Os olhos de Lady Octavia piscam de raiva. "Você não fará nada do tipo!"

Desta vez, é a vez de Elle dizer, "Ou o quê? Você vai me punir? Nada é pior do que o que já suportei! Me deixe passar fome; me deixe dormir do lado de fora enquanto neva, mas eu não vou ao baile."

Lady Octavia já estava flexionando a mão para dar um tapa no rosto da garota... mas parou. Outra ideia acabara de surgir, uma que poderia convencer Elle a ir ao baile. Tudo o que ela está prestes a dizer é uma mentira, mas é tudo pelo bem maior - para manter suas próprias filhas longe das garras do rei vampiro.

"Você não me deixou terminar, Elle," a mulher mais velha diz calmamente, "Como sempre, você nunca escuta. Eu queria acrescentar que se você for a este baile e não for escolhida, eu lhe darei sua herança, e você será livre para partir."

"Herança?" Elle pisca desconfiada, "Que herança?"

"Você não achou que seu pai teria te deixado sem nada, não é? Há algum dinheiro guardado para você para quando escolher deixar o ninho um dia."

Seu pai deixou dinheiro para ela. Ela quer rir da ironia disso vir à tona. Deixe para Lady Octavia manter essa informação em segredo - qualquer coisa para mantê-la aqui como uma escrava comum. No entanto, uma faísca de esperança se acende dentro dela.
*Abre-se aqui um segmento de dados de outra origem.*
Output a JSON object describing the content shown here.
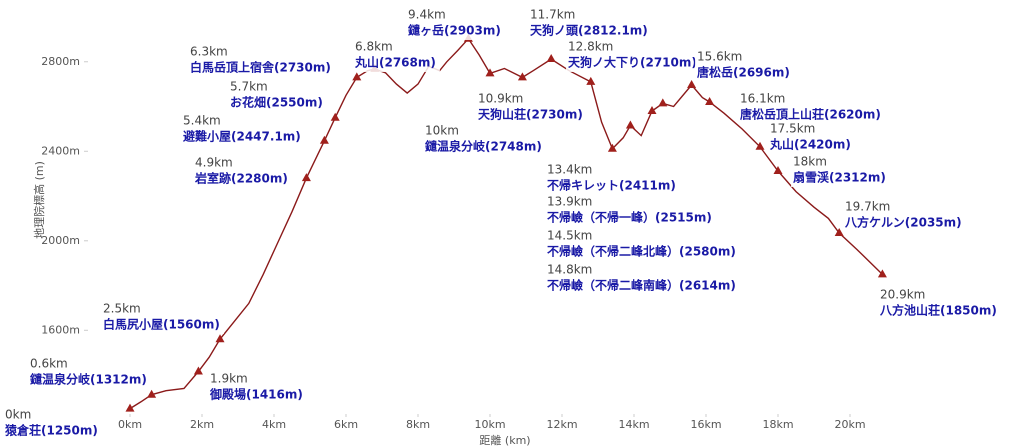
{
  "chart_data": {
    "type": "line",
    "x_label": "距離 (km)",
    "y_label": "地理院標高 (m)",
    "color": "#8b1a1a",
    "marker_color": "#a0201c",
    "xlim": [
      0,
      21
    ],
    "ylim": [
      1150,
      3000
    ],
    "xticks": [
      {
        "value": 0,
        "label": "0km"
      },
      {
        "value": 2,
        "label": "2km"
      },
      {
        "value": 4,
        "label": "4km"
      },
      {
        "value": 6,
        "label": "6km"
      },
      {
        "value": 8,
        "label": "8km"
      },
      {
        "value": 10,
        "label": "10km"
      },
      {
        "value": 12,
        "label": "12km"
      },
      {
        "value": 14,
        "label": "14km"
      },
      {
        "value": 16,
        "label": "16km"
      },
      {
        "value": 18,
        "label": "18km"
      },
      {
        "value": 20,
        "label": "20km"
      }
    ],
    "yticks": [
      {
        "value": 1600,
        "label": "1600m"
      },
      {
        "value": 2000,
        "label": "2000m"
      },
      {
        "value": 2400,
        "label": "2400m"
      },
      {
        "value": 2800,
        "label": "2800m"
      }
    ],
    "x": [
      0,
      0.3,
      0.6,
      1.0,
      1.5,
      1.9,
      2.2,
      2.5,
      2.9,
      3.3,
      3.7,
      4.1,
      4.5,
      4.9,
      5.2,
      5.4,
      5.7,
      6.0,
      6.3,
      6.6,
      6.8,
      7.1,
      7.4,
      7.7,
      8.0,
      8.3,
      8.6,
      8.8,
      9.1,
      9.4,
      9.7,
      10.0,
      10.4,
      10.9,
      11.2,
      11.7,
      12.2,
      12.8,
      13.1,
      13.4,
      13.7,
      13.9,
      14.2,
      14.5,
      14.8,
      15.1,
      15.6,
      15.9,
      16.1,
      16.5,
      17.0,
      17.5,
      18.0,
      18.5,
      19.0,
      19.4,
      19.7,
      20.2,
      20.9
    ],
    "values": [
      1250,
      1280,
      1312,
      1330,
      1340,
      1416,
      1480,
      1560,
      1640,
      1720,
      1850,
      1990,
      2130,
      2280,
      2380,
      2447,
      2550,
      2650,
      2730,
      2760,
      2768,
      2750,
      2700,
      2660,
      2700,
      2780,
      2760,
      2800,
      2850,
      2903,
      2830,
      2748,
      2770,
      2730,
      2760,
      2812,
      2760,
      2710,
      2530,
      2411,
      2460,
      2515,
      2470,
      2580,
      2614,
      2600,
      2696,
      2640,
      2620,
      2570,
      2500,
      2420,
      2312,
      2220,
      2150,
      2100,
      2035,
      1960,
      1850
    ],
    "waypoints": [
      {
        "km_label": "0km",
        "name": "猿倉荘(1250m)",
        "x": 0,
        "y": 1250
      },
      {
        "km_label": "0.6km",
        "name": "鑓温泉分岐(1312m)",
        "x": 0.6,
        "y": 1312
      },
      {
        "km_label": "1.9km",
        "name": "御殿場(1416m)",
        "x": 1.9,
        "y": 1416
      },
      {
        "km_label": "2.5km",
        "name": "白馬尻小屋(1560m)",
        "x": 2.5,
        "y": 1560
      },
      {
        "km_label": "4.9km",
        "name": "岩室跡(2280m)",
        "x": 4.9,
        "y": 2280
      },
      {
        "km_label": "5.4km",
        "name": "避難小屋(2447.1m)",
        "x": 5.4,
        "y": 2447.1
      },
      {
        "km_label": "5.7km",
        "name": "お花畑(2550m)",
        "x": 5.7,
        "y": 2550
      },
      {
        "km_label": "6.3km",
        "name": "白馬岳頂上宿舎(2730m)",
        "x": 6.3,
        "y": 2730
      },
      {
        "km_label": "6.8km",
        "name": "丸山(2768m)",
        "x": 6.8,
        "y": 2768
      },
      {
        "km_label": "9.4km",
        "name": "鑓ヶ岳(2903m)",
        "x": 9.4,
        "y": 2903
      },
      {
        "km_label": "10km",
        "name": "鑓温泉分岐(2748m)",
        "x": 10,
        "y": 2748
      },
      {
        "km_label": "10.9km",
        "name": "天狗山荘(2730m)",
        "x": 10.9,
        "y": 2730
      },
      {
        "km_label": "11.7km",
        "name": "天狗ノ頭(2812.1m)",
        "x": 11.7,
        "y": 2812.1
      },
      {
        "km_label": "12.8km",
        "name": "天狗ノ大下り(2710m)",
        "x": 12.8,
        "y": 2710
      },
      {
        "km_label": "13.4km",
        "name": "不帰キレット(2411m)",
        "x": 13.4,
        "y": 2411
      },
      {
        "km_label": "13.9km",
        "name": "不帰嶮（不帰一峰）(2515m)",
        "x": 13.9,
        "y": 2515
      },
      {
        "km_label": "14.5km",
        "name": "不帰嶮（不帰二峰北峰）(2580m)",
        "x": 14.5,
        "y": 2580
      },
      {
        "km_label": "14.8km",
        "name": "不帰嶮（不帰二峰南峰）(2614m)",
        "x": 14.8,
        "y": 2614
      },
      {
        "km_label": "15.6km",
        "name": "唐松岳(2696m)",
        "x": 15.6,
        "y": 2696
      },
      {
        "km_label": "16.1km",
        "name": "唐松岳頂上山荘(2620m)",
        "x": 16.1,
        "y": 2620
      },
      {
        "km_label": "17.5km",
        "name": "丸山(2420m)",
        "x": 17.5,
        "y": 2420
      },
      {
        "km_label": "18km",
        "name": "扇雪渓(2312m)",
        "x": 18,
        "y": 2312
      },
      {
        "km_label": "19.7km",
        "name": "八方ケルン(2035m)",
        "x": 19.7,
        "y": 2035
      },
      {
        "km_label": "20.9km",
        "name": "八方池山荘(1850m)",
        "x": 20.9,
        "y": 1850
      }
    ]
  }
}
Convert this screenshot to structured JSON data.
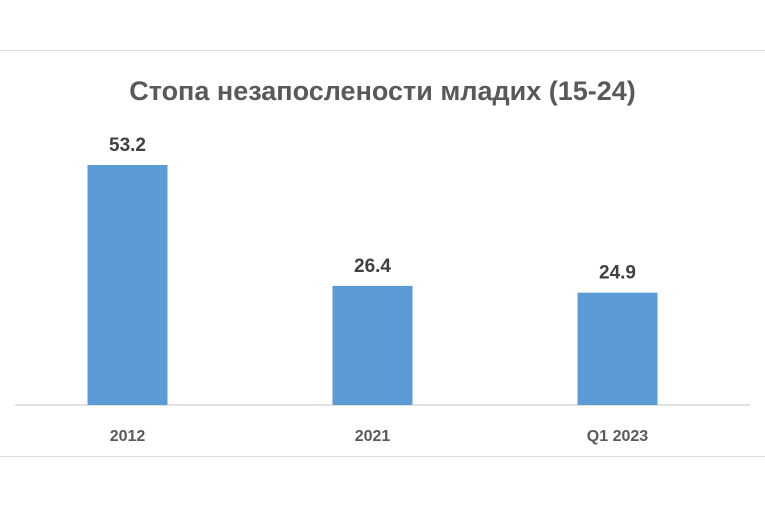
{
  "chart_data": {
    "type": "bar",
    "title": "Стопа незапослености младих (15-24)",
    "categories": [
      "2012",
      "2021",
      "Q1 2023"
    ],
    "values": [
      53.2,
      26.4,
      24.9
    ],
    "value_labels": [
      "53.2",
      "26.4",
      "24.9"
    ],
    "xlabel": "",
    "ylabel": "",
    "ylim": [
      0,
      53.2
    ],
    "grid": false,
    "legend": "none",
    "bar_color": "#5b9bd5",
    "label_color": "#404040",
    "axis_color": "#d9d9d9"
  }
}
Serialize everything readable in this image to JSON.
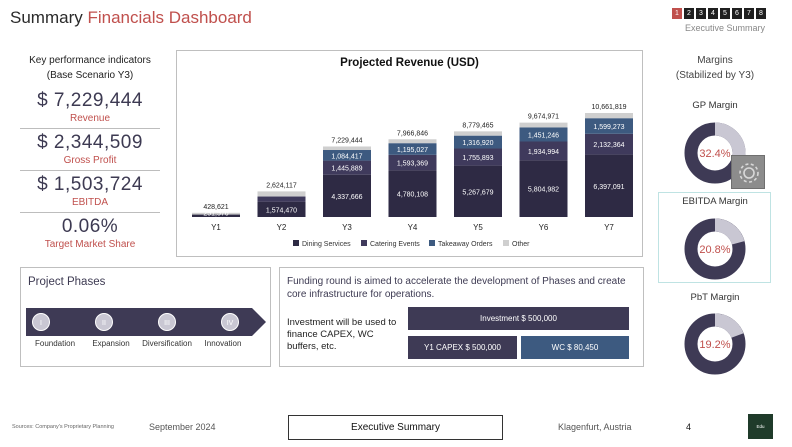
{
  "header": {
    "title_main": "Summary ",
    "title_accent": "Financials Dashboard",
    "nav_pages": [
      "1",
      "2",
      "3",
      "4",
      "5",
      "6",
      "7",
      "8"
    ],
    "nav_active": "1",
    "nav_subtitle": "Executive Summary"
  },
  "kpi": {
    "heading_line1": "Key performance indicators",
    "heading_line2": "(Base Scenario Y3)",
    "items": [
      {
        "value": "$ 7,229,444",
        "label": "Revenue"
      },
      {
        "value": "$ 2,344,509",
        "label": "Gross Profit"
      },
      {
        "value": "$ 1,503,724",
        "label": "EBITDA"
      },
      {
        "value": "0.06%",
        "label": "Target Market Share"
      }
    ]
  },
  "chart_data": {
    "type": "bar",
    "stacked": true,
    "title": "Projected Revenue (USD)",
    "categories": [
      "Y1",
      "Y2",
      "Y3",
      "Y4",
      "Y5",
      "Y6",
      "Y7"
    ],
    "totals": [
      428621,
      2624117,
      7229444,
      7966846,
      8779465,
      9674971,
      10661819
    ],
    "total_labels": [
      "428,621",
      "2,624,117",
      "7,229,444",
      "7,966,846",
      "8,779,465",
      "9,674,971",
      "10,661,819"
    ],
    "series": [
      {
        "name": "Dining Services",
        "color": "#2e2a44",
        "values": [
          251576,
          1574470,
          4337666,
          4780108,
          5267679,
          5804982,
          6397091
        ],
        "labels": [
          "251,576",
          "1,574,470",
          "4,337,666",
          "4,780,108",
          "5,267,679",
          "5,804,982",
          "6,397,091"
        ]
      },
      {
        "name": "Catering Events",
        "color": "#3f3a5c",
        "values": [
          0,
          524823,
          1445889,
          1593369,
          1755893,
          1934994,
          2132364
        ],
        "labels": [
          "",
          "524,823",
          "1,445,889",
          "1,593,369",
          "1,755,893",
          "1,934,994",
          "2,132,364"
        ]
      },
      {
        "name": "Takeaway Orders",
        "color": "#3d5a80",
        "values": [
          0,
          0,
          1084417,
          1195027,
          1316920,
          1451246,
          1599273
        ],
        "labels": [
          "",
          "",
          "1,084,417",
          "1,195,027",
          "1,316,920",
          "1,451,246",
          "1,599,273"
        ]
      },
      {
        "name": "Other",
        "color": "#cfcfcf",
        "values": [
          177045,
          524824,
          361472,
          398342,
          438973,
          483749,
          533091
        ],
        "labels": [
          "",
          "",
          "",
          "",
          "",
          "",
          ""
        ]
      }
    ],
    "legend_position": "bottom",
    "grid": false
  },
  "margins": {
    "heading_line1": "Margins",
    "heading_line2": "(Stabilized by Y3)",
    "items": [
      {
        "label": "GP Margin",
        "value_text": "32.4%",
        "value": 32.4
      },
      {
        "label": "EBITDA Margin",
        "value_text": "20.8%",
        "value": 20.8
      },
      {
        "label": "PbT Margin",
        "value_text": "19.2%",
        "value": 19.2
      }
    ],
    "ring_dark": "#3e3a55",
    "ring_light": "#c9c7d3",
    "label_color": "#c0504d"
  },
  "phases": {
    "title": "Project Phases",
    "items": [
      {
        "numeral": "I",
        "label": "Foundation"
      },
      {
        "numeral": "II",
        "label": "Expansion"
      },
      {
        "numeral": "III",
        "label": "Diversification"
      },
      {
        "numeral": "IV",
        "label": "Innovation"
      }
    ]
  },
  "funding": {
    "text": "Funding round is aimed to accelerate the development of Phases and create core infrastructure for operations.",
    "invest_text": "Investment will be used to finance CAPEX, WC buffers, etc.",
    "investment": "Investment $ 500,000",
    "capex": "Y1 CAPEX $ 500,000",
    "wc": "WC $ 80,450"
  },
  "footer": {
    "source": "Sources: Company's Proprietary Planning",
    "date": "September 2024",
    "section": "Executive Summary",
    "location": "Klagenfurt, Austria",
    "page": "4",
    "logo": "Edu"
  }
}
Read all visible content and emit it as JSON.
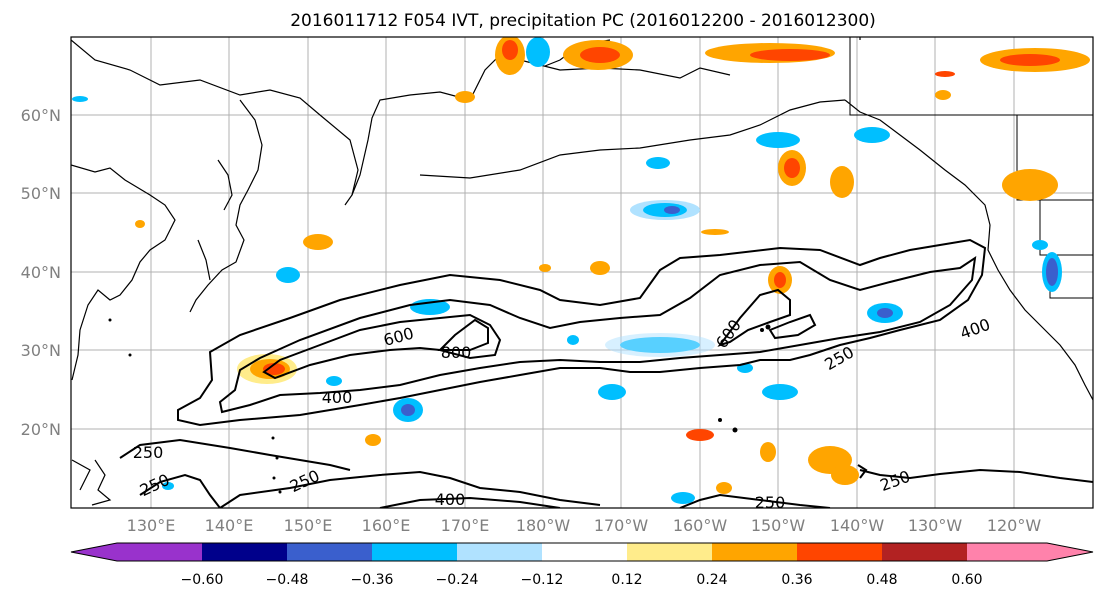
{
  "title": "2016011712 F054 IVT, precipitation PC (2016012200 - 2016012300)",
  "latitude_labels": [
    "20°N",
    "30°N",
    "40°N",
    "50°N",
    "60°N"
  ],
  "longitude_labels": [
    "130°E",
    "140°E",
    "150°E",
    "160°E",
    "170°E",
    "180°W",
    "170°W",
    "160°W",
    "150°W",
    "140°W",
    "130°W",
    "120°W"
  ],
  "ivt_contour_labels": [
    "250",
    "250",
    "250",
    "250",
    "250",
    "250",
    "400",
    "400",
    "400",
    "600",
    "600",
    "800"
  ],
  "colorbar": {
    "colors": [
      "#9932cc",
      "#00008b",
      "#3a5fcd",
      "#00bfff",
      "#b0e2ff",
      "#ffffff",
      "#ffec8b",
      "#ffa500",
      "#ff4500",
      "#b22222",
      "#ff82ab"
    ],
    "tick_labels": [
      "−0.60",
      "−0.48",
      "−0.36",
      "−0.24",
      "−0.12",
      "0.12",
      "0.24",
      "0.36",
      "0.48",
      "0.60"
    ]
  },
  "colors": {
    "positive_light": "#ffec8b",
    "positive_mid": "#ffa500",
    "positive_strong": "#ff4500",
    "negative_light": "#b0e2ff",
    "negative_mid": "#00bfff",
    "negative_strong": "#3a5fcd",
    "contour": "#000000",
    "gridline": "#b0b0b0"
  }
}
Ela tem uma herança - ela não tem certeza de quanto, mas esperançosamente o suficiente para levá-la para longe daqui, onde ela pode começar uma nova vida.

Com isso em mente, ela reconsidera as palavras de Lady Octavia. É verdade, o Rei estará procurando alguém saudável para carregar e dar à luz a uma criança. Ela é exatamente o oposto disso. Ela é frágil, suas bochechas afundadas, seu cabelo opaco, e ela está longe dos padrões de maternidade. Não há como o Rei sequer considerá-la.

Por mais reconfortante que isso deva ser, também a enche de dúvidas. "O Rei vai ver através de mim. Ele vai ver a poeira em meu cabelo e sentir o cheiro do sabão de limpeza em minha pele. Ele vai saber."

"Eu cuidarei disso," diz Lady Octavia. "Isso significa que temos um acordo?"

"Eu ir ao baile em troca da minha liberdade?" Elle repete o que a mulher mais velha disse, que assente em retorno. Inspirando lentamente, ela engole seu medo e se agarra à esperança de se livrar dessas pessoas em breve. Sem mais esfregar o chão, sem mais punições, sem mais noites indo dormir sem comida. Ela finalmente será livre. "Temos um acordo."